Nutrition and energy sensing pathways are important among the factors that promote longevity, and Sirtuin 1 plays a prominent role. Literature available with respect to blood sirtuin-1 levels in patients with MDD is limited, but most have shown decreased levels of sirtuin 1 in MDD [188]. In support of this observation, lower sirtuin-1 concentration was associated with MDD in a recent study from our lab. Latest research indicates that microglial SIRT1 deficiency contributes to a cognitive impairment in ageing and neurodegeneration by epigenetic modulation of immune molecules such as IL-1$\beta$[182]. Sirtuin 1 deficiency may contribute to neuroinflammation in MDD through microglial activation.

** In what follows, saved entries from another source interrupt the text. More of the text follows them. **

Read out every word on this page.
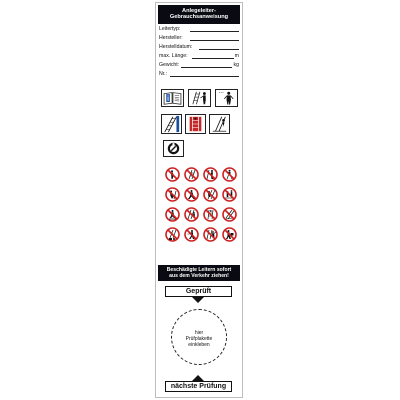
Anlegeleiter-
Gebrauchsanweisung
Leitertyp:
Hersteller:
Herstelldatum:
max. Länge:	m
Gewicht:	kg
Nr.:
Beschädigte Leitern sofort
aus dem Verkehr ziehen!
Geprüft
hier
Prüfplakette
einkleben
nächste Prüfung
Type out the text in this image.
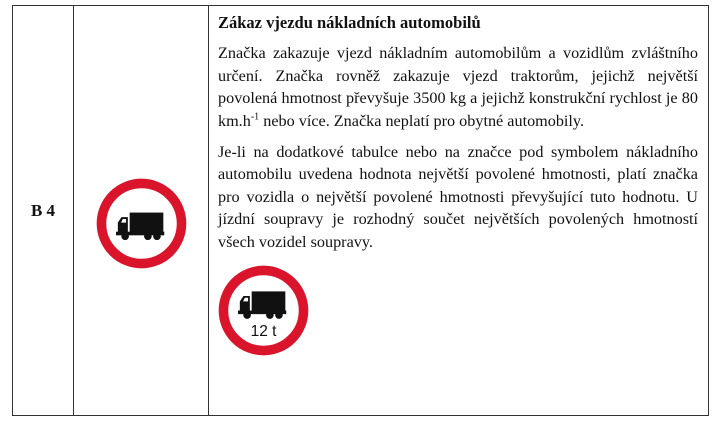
B 4
Zákaz vjezdu nákladních automobilů

Značka zakazuje vjezd nákladním automobilům a vozidlům zvláštního určení. Značka rovněž zakazuje vjezd traktorům, jejichž největší povolená hmotnost převyšuje 3500 kg a jejichž konstrukční rychlost je 80 $km.h^{-1}$ nebo více. Značka neplatí pro obytné automobily.

Je-li na dodatkové tabulce nebo na značce pod symbolem nákladního automobilu uvedena hodnota největší povolené hmotnosti, platí značka pro vozidla o největší povolené hmotnosti převyšující tuto hodnotu. U jízdní soupravy je rozhodný součet největších povolených hmotností všech vozidel soupravy.

12 t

SIRT1, a mammalian class III member of histone deacetylases dependent on nicotinamide adenine dinucleotide (NAD+) and a nutrient and energy sensor, has been a target for longevity and aging-related disease interventions [187]. Recent evidence suggests that caloric limitation and resveratrol may increase the levels of circulating sirtuin 1 [190]. Our recent study is the first to document an increase in levels of sirtuin-1 independent of caloric restriction after yoga practice [10, 11].

These improved processes may result in delaying onset and slowing down progression of diseases associated with accelerated cellular aging. Sirtuin 1 strongly contributes to the correlation between BDNF and BDI-II scores. A research in rats indicated that therapy exercise and resveratrol increased the regeneration of neurological and motor activity via the SIRT1 signalling pathway following cerebral ischemic injury [191]. Potential underlying molecular mechanisms for decrease in MDD severity by increased sirtuin 1 include: (1) increasing cell survival and neurogenesis through mTOR signaling, (2) promoting synaptic plasticity by increasing BDNF transcription, mediated by inhibition of miR-134 expression that inhibit binding of cAMP response element-binding protein to several BDNF promoters, (3) regulating circadian rhythm mediated by inhibiting the central circadian timer protein CLOCK, a histone acetyltransferase, (4) by powerful antioxidant mechanisms [192]. SIRT1 provides cells with tolerance against OS. By modulating forkhead transcription factors, SIRT1 may offer protection against oxidative stress in some cells [193]. In addition, SIRT1 defends cells against OS by increasing catalase activity [194]. Sirtuin-1 provides resistance to OS, anti-inflammation and immunosuppression [195]. SIRT1 over-expression enhances tolerance to free radical toxicity in neuronal cells and through microRNA-regulated DNA repair and genomic stability pathways. A previous research revealed that SIRT1 modulates synaptic plasticity and memory development through a pathway mediated by microRNA [196]. SIRT1 stimulation promotes synaptic plasticity, although its lack of action impairs. Appropriately, these effects were mediated by a brain-specific microRNA, miR-1344 miR, through post-transcriptional regulation of cAMP reaction binding protein expression. SIRT1 usually acts to restrict miR-134 expression through a transcription factor YY1 repressor complex. It also unchecks miR-134 expression following SIRT1 deficiency which results in downregulated cAMP reaction element-binding protein and BDNF expression, thereby impairing synaptic plasticity. The results of our research indicate a role for the increase in SIRT1 caused by YBLI in correcting MDD pathology via a microRNA-based mechanism.